A variety of media and material - watercolour, coloured pencil and oil pastel on tinted paper, acrylic and pastel on wood and scraperboard - has been employed, in an effort to accommodate the exhibition's diverse thematic and subjective demands.
I remember clearly the intensity of my initial sense of engagement with the Burren and though living on the other side of the Island I knew that one day I would make it my home. What I did not realise was that this fascination would not only remain but would intensify and grow with the years. The region's international status as a plant and archaeological haven is well publicised and indeed celebrated but I have come to see this merely as a veneer; it is the concentration of diverse riches, both natural and social, tangible and aesthetic, historical and contemporary, that render this one percent of Ireland so unique. Nor does it end there.
To the casual wanderer the Burren emanates a strange mysterious quality - a product perhaps of the fluctuating fortunes and tragedies of the region's inhabitants, since the earliest times - the memory of which remains, to be released only at the pace of the drip, drip of the dissolving limestone.
Most visitors - passing through in coaches or cars - miss out on this; a fact that might be regarded, selfishly, as a saving grace. But in these days of increasingly sophisticated tourism and broadening education, this is no longer good enough: it is time for the immense potential of the Burren - particularly as an educational centre - to be realised.
We can only imagine the possibilities: the stimulation for learning; the wholesome sense of freedom; the potential for personal growth etc. Children from stifling urban circumstances, exposed to this wonderful outdoor classroom and playground, would be obvious beneficiaries.

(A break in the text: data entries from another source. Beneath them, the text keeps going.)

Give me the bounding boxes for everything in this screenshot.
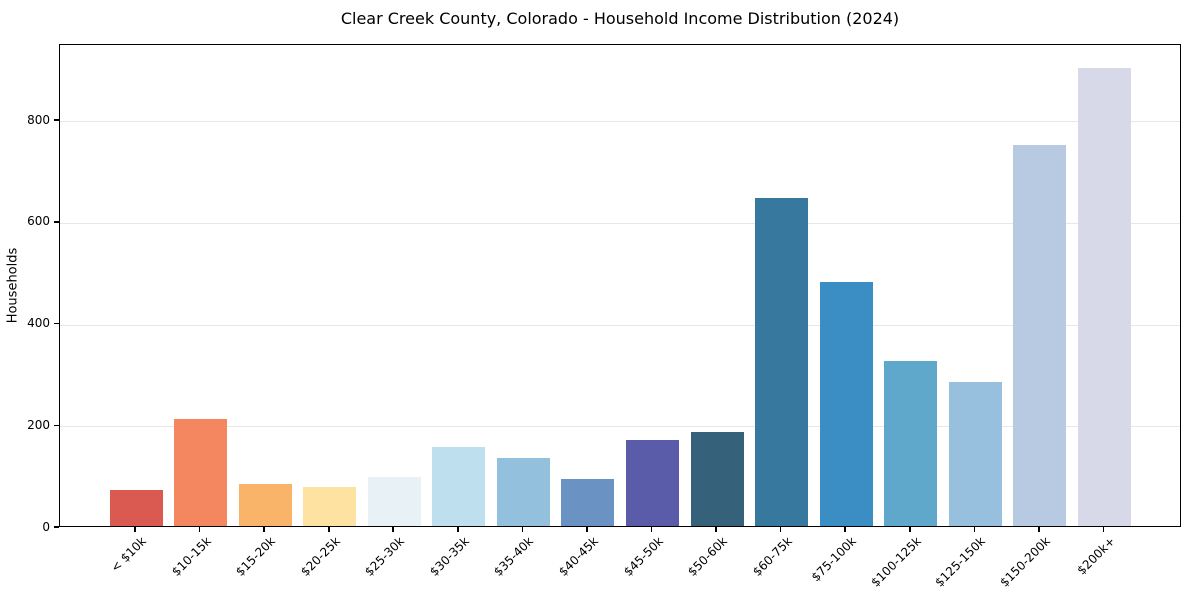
x-tick-label: $40-45k bbox=[556, 534, 601, 579]
bar-30-35k bbox=[432, 446, 486, 526]
y-tick-mark bbox=[54, 221, 59, 223]
x-tick-label: $25-30k bbox=[362, 534, 408, 579]
x-tick-mark bbox=[1102, 527, 1105, 532]
y-tick-label: 800 bbox=[27, 112, 50, 127]
y-tick-label: 200 bbox=[27, 417, 50, 432]
x-tick-label: $100-125k bbox=[868, 534, 924, 590]
x-tick-label: $60-75k bbox=[749, 534, 795, 579]
gridline-y-200 bbox=[60, 426, 1180, 428]
y-tick-label: 600 bbox=[27, 214, 50, 229]
x-tick-label: < $10k bbox=[108, 534, 149, 575]
y-tick-label: 0 bbox=[42, 519, 50, 534]
plot-area bbox=[59, 44, 1181, 527]
x-tick-mark bbox=[1038, 527, 1040, 532]
x-tick-label: $45-50k bbox=[620, 534, 666, 579]
bar-35-40k bbox=[496, 458, 550, 526]
bar-15-20k bbox=[238, 483, 292, 526]
x-tick-mark bbox=[521, 527, 524, 532]
x-tick-mark bbox=[779, 527, 782, 532]
x-tick-label: $125-150k bbox=[932, 534, 989, 590]
bar-10k bbox=[109, 489, 163, 526]
x-tick-mark bbox=[586, 527, 588, 532]
bar-100-125k bbox=[884, 360, 938, 526]
bar-50-60k bbox=[690, 431, 744, 526]
x-tick-mark bbox=[134, 527, 136, 532]
gridline-y-400 bbox=[60, 324, 1180, 326]
gridline-y-600 bbox=[60, 222, 1180, 224]
bar-20-25k bbox=[303, 487, 357, 526]
bar-75-100k bbox=[819, 281, 873, 526]
x-tick-mark bbox=[715, 527, 717, 532]
x-tick-label: $10-15k bbox=[168, 534, 214, 579]
x-tick-label: $200k+ bbox=[1073, 534, 1118, 578]
bar-40-45k bbox=[561, 479, 615, 526]
x-tick-mark bbox=[909, 527, 911, 532]
bar-125-150k bbox=[948, 381, 1002, 526]
x-tick-mark bbox=[457, 527, 459, 532]
x-tick-mark bbox=[973, 527, 976, 532]
y-tick-label: 400 bbox=[27, 316, 50, 331]
x-tick-mark bbox=[392, 527, 395, 532]
bar-60-75k bbox=[755, 198, 809, 526]
y-tick-mark bbox=[54, 526, 59, 528]
x-tick-label: $150-200k bbox=[997, 534, 1053, 590]
x-tick-label: $50-60k bbox=[685, 534, 731, 579]
bar-10-15k bbox=[174, 418, 228, 526]
x-tick-label: $35-40k bbox=[491, 534, 537, 579]
x-tick-label: $30-35k bbox=[426, 534, 472, 579]
bar-200k bbox=[1078, 67, 1132, 526]
x-tick-mark bbox=[844, 527, 847, 532]
x-tick-label: $15-20k bbox=[233, 534, 279, 579]
x-tick-label: $75-100k bbox=[808, 534, 860, 585]
bar-150-200k bbox=[1013, 144, 1067, 526]
x-tick-mark bbox=[198, 527, 201, 532]
y-tick-mark bbox=[54, 322, 59, 325]
x-tick-mark bbox=[327, 527, 330, 532]
bar-25-30k bbox=[367, 476, 421, 526]
x-tick-mark bbox=[263, 527, 265, 532]
x-tick-mark bbox=[650, 527, 653, 532]
x-tick-label: $20-25k bbox=[297, 534, 343, 579]
gridline-y-800 bbox=[60, 121, 1180, 123]
chart-title: Clear Creek County, Colorado - Household… bbox=[340, 9, 900, 28]
y-tick-mark bbox=[54, 119, 59, 122]
y-tick-mark bbox=[54, 424, 59, 427]
bar-45-50k bbox=[626, 440, 680, 526]
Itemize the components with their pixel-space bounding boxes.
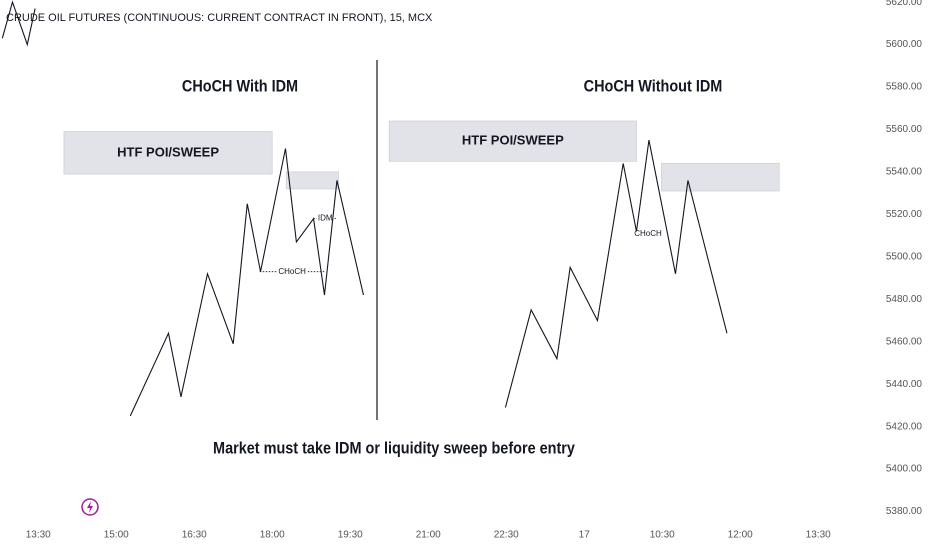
logo[interactable] bbox=[81, 498, 99, 516]
x-tick-label: 12:00 bbox=[728, 530, 753, 541]
logo-bolt[interactable] bbox=[87, 501, 93, 513]
y-tick-label: 5560.00 bbox=[886, 124, 923, 135]
x-tick-label: 17 bbox=[579, 530, 591, 541]
y-tick-label: 5600.00 bbox=[886, 39, 923, 50]
zone-label: HTF POI/SWEEP bbox=[462, 133, 564, 148]
logo-circle[interactable] bbox=[81, 498, 99, 516]
x-tick-label: 13:30 bbox=[806, 530, 831, 541]
zone bbox=[661, 163, 780, 192]
level-label-bg bbox=[277, 266, 308, 276]
x-tick-label: 22:30 bbox=[494, 530, 519, 541]
zone bbox=[388, 120, 637, 162]
zone bbox=[285, 171, 339, 190]
annotation: CHoCH Without IDM bbox=[584, 77, 723, 95]
y-tick-label: 5460.00 bbox=[886, 336, 923, 347]
zone-label: HTF POI/SWEEP bbox=[117, 144, 219, 159]
x-tick-label: 21:00 bbox=[416, 530, 441, 541]
y-tick-label: 5520.00 bbox=[886, 209, 923, 220]
level-label: IDM bbox=[318, 214, 333, 223]
price-line bbox=[1, 0, 36, 47]
annotation: CHoCH bbox=[634, 229, 662, 238]
y-tick-label: 5500.00 bbox=[886, 251, 923, 262]
y-tick-label: 5580.00 bbox=[886, 82, 923, 93]
y-tick-label: 5420.00 bbox=[886, 421, 923, 432]
y-tick-label: 5380.00 bbox=[886, 506, 923, 517]
annotation: CHoCH With IDM bbox=[182, 77, 298, 95]
zone bbox=[63, 131, 273, 175]
x-tick-label: 15:00 bbox=[104, 530, 129, 541]
price-line bbox=[129, 148, 365, 417]
chart-title: CRUDE OIL FUTURES (CONTINUOUS: CURRENT C… bbox=[6, 12, 433, 24]
level-label-bg bbox=[316, 213, 334, 223]
x-tick-label: 10:30 bbox=[650, 530, 675, 541]
y-tick-label: 5480.00 bbox=[886, 294, 923, 305]
x-tick-label: 18:00 bbox=[260, 530, 285, 541]
y-tick-label: 5440.00 bbox=[886, 379, 923, 390]
price-line bbox=[504, 139, 728, 408]
x-tick-label: 16:30 bbox=[182, 530, 207, 541]
level-label: CHoCH bbox=[278, 267, 306, 276]
y-tick-label: 5400.00 bbox=[886, 464, 923, 475]
x-tick-label: 13:30 bbox=[26, 530, 51, 541]
y-tick-label: 5620.00 bbox=[886, 0, 923, 8]
y-tick-label: 5540.00 bbox=[886, 167, 923, 178]
annotation: Market must take IDM or liquidity sweep … bbox=[213, 439, 575, 457]
x-tick-label: 19:30 bbox=[338, 530, 363, 541]
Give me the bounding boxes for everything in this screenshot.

I have seen the Burren change over the two decades, but a lot less detrimentally than many other parts of the west. The establishment of the National Park and the restriction of its interpretation to the peripheral villages has been crucial in maintaining the region's character. However, pressures attendant on agricultural intensification, land reclamation and housing trends threaten certain irreplaceable values - the quality of the groundwater, for instance. But a role of the artist is to expose and emphasize the positive and if I have occasionally strayed away from the celebratory, it is in an attempt to deal with some distracting bewilderment or other, immune to the assuaging word.
I hope this exhibition will help to focus attention on this extraordinary, precious and vulnerable place."